In this decade we have witnessed substantive progress in solving a number of the fundamental enigmas in systemic lupus erythematosus (SLE) that thwart progress towards achieving the goal of inducing disease remission in all patients with this challenging disease. This issue of the Annals of the Rheumatic Diseases contains a paper by Zhao et al 1 , ‘Nature of T cell epitopes in lupus antigens and HLA-DR determines autoantibody initiation and diversification’, which greatly advances understanding of four critical aspects of SLE that are included among these enigmas: Why is the susceptibility to develop SLE associated with the Major Histocompatibility class II allele desinated HLA-DR3? What role does the recognition by specific T cell clones of self-peptides presented by HLA-DR3 molecules play in the process of epitope spreading that drives the progressive intensification of a seemingly inconsequential autoimmune response to become a virulent life-threatening autoimmune disease? What roles do the peptides of the diverse commensal and environmental antigens of a person’s environment play in this progressive intensification?
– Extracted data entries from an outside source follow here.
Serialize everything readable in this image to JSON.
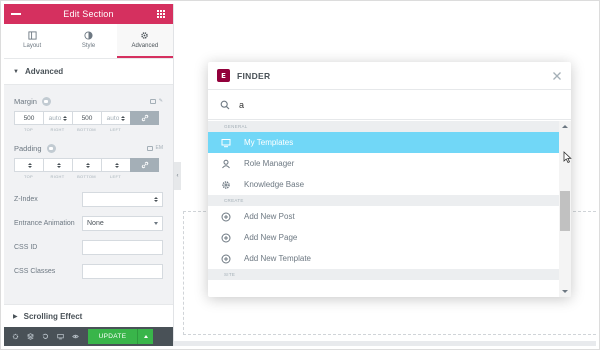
{
  "panel": {
    "title": "Edit Section",
    "tabs": [
      {
        "label": "Layout",
        "icon": "layout-icon"
      },
      {
        "label": "Style",
        "icon": "style-icon"
      },
      {
        "label": "Advanced",
        "icon": "gear-icon",
        "active": true
      }
    ],
    "section_advanced": "Advanced",
    "margin": {
      "label": "Margin",
      "top": "500",
      "right": "auto",
      "bottom": "500",
      "left": "auto",
      "caps": [
        "TOP",
        "RIGHT",
        "BOTTOM",
        "LEFT"
      ]
    },
    "padding": {
      "label": "Padding",
      "unit": "EM",
      "caps": [
        "TOP",
        "RIGHT",
        "BOTTOM",
        "LEFT"
      ]
    },
    "z_index": {
      "label": "Z-Index",
      "value": ""
    },
    "entrance_animation": {
      "label": "Entrance Animation",
      "value": "None"
    },
    "css_id": {
      "label": "CSS ID",
      "value": ""
    },
    "css_classes": {
      "label": "CSS Classes",
      "value": ""
    },
    "section_scrolling": "Scrolling Effect",
    "footer": {
      "update_label": "UPDATE"
    }
  },
  "finder": {
    "title": "FINDER",
    "search_value": "a",
    "categories": {
      "general": "GENERAL",
      "create": "CREATE",
      "site": "SITE"
    },
    "general_items": [
      {
        "label": "My Templates",
        "icon": "monitor-icon",
        "active": true
      },
      {
        "label": "Role Manager",
        "icon": "user-icon"
      },
      {
        "label": "Knowledge Base",
        "icon": "gear-icon"
      }
    ],
    "create_items": [
      {
        "label": "Add New Post",
        "icon": "plus-circle-icon"
      },
      {
        "label": "Add New Page",
        "icon": "plus-circle-icon"
      },
      {
        "label": "Add New Template",
        "icon": "plus-circle-icon"
      }
    ]
  },
  "colors": {
    "header": "#d5305f",
    "finder_highlight": "#71d7f7",
    "update": "#39b54a",
    "footer": "#495157"
  }
}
Lastly, what events are involved in the transition from asymptomatic autoimmunity to the heterogeneous organ involvement of clinical disease? The paper addresses these questions by analysing in detail the characteristics of both the B cell and T cell immune response to Smith antigen (Sm). It especially focuses on the particular peptides recognised by the clonally specific T cell receptors (TCRs) of the T cell clones proliferating in HLA-DR3 transgenic mice during the response to immunisation by Sm, by elegantly exploiting the property of murine T cells to be readily immortalised as hybridomas.